O Ministério Público Federal em Santa Catarina (MPF/SC) propôs ação penal contra os administradores do Supermercado Marchado, no sul do estado, por sonegação fiscal, falsidade ideológica e uso de documento falso. A denúncia é do procurador da República em Tubarão, Celso Antonio Tres e foi proposta contra Irene Rufino Machado e Marlene Ramos, sócias-proprietárias do estabelecimento; e José Tarcísio Machado, procurador da empresa.
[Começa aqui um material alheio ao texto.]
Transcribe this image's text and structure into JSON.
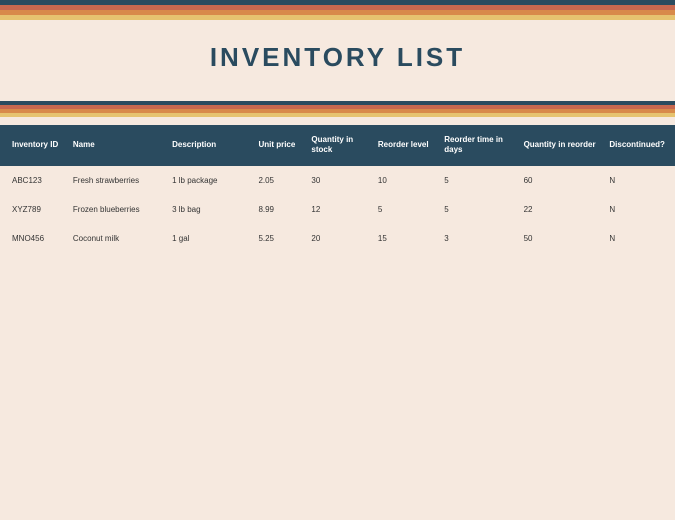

Conforme representação fiscal encaminhada pela Receita Federal, a sonegação ocorreu no ano de 2004. Apesar de a empresa ter tido, naquele ano, um faturamento/renda de cerca de R$ 1.517.624,44, as receitas não foram contabilizadas, o que totalizou um crédito tributário na quantia de R$ 256.080,16. Segundo os Autos de Infração, a sonegação fiscal se deu nos seguintes valores: R$ 18.207,20, referente a Imposto de Renda Pessoa Jurídica-Simples; R$ 18.207,20, referente a Contribuição para o Pis/Pasep-Simples; R$ 34.588,73, referente a Contribuição Social sobre o Lucro Líquido-Simples; R$ 69.177,51, referente a Contribuição para Financiamento da Seguridade Social-Simples e R$ 115.899,52, referente a Contribuição para Seguridade Social – INSS – Simples.
Conforme o procurador Celso Tres, ainda que não abranja o período da sonegação, a partir da 2ª alteração contratual, datada de outubro de 2006, foram incluídos ‘laranjas’ como sócios da empresa, entre eles um pedreiro residente no município de Esteio, no Rio Grande do Sul, o qual jamais saiu daquele estado e nunca imaginou que seria sócio de um supermercado em Santa Catarina.
Assim, ao omitirem informação à autoridade fazendária, causando grave dano à coletividade, os acusados incorreram na conduta criminosa prevista na Lei nº 8.137/90, que define os crimes contra a ordem tributária, econômica e contra as relações de consumo. Além disso, por inserirem dados ideologicamente falsos na alteração contratual da empresa, os acusados responderão pelos crimes dos artigos 299 (falsidade ideológica) e 304 (uso de documento falso) do Código Penal.
Além do supermercado, atualmente os acusados são proprietários de um restaurante e de um posto de gasolina.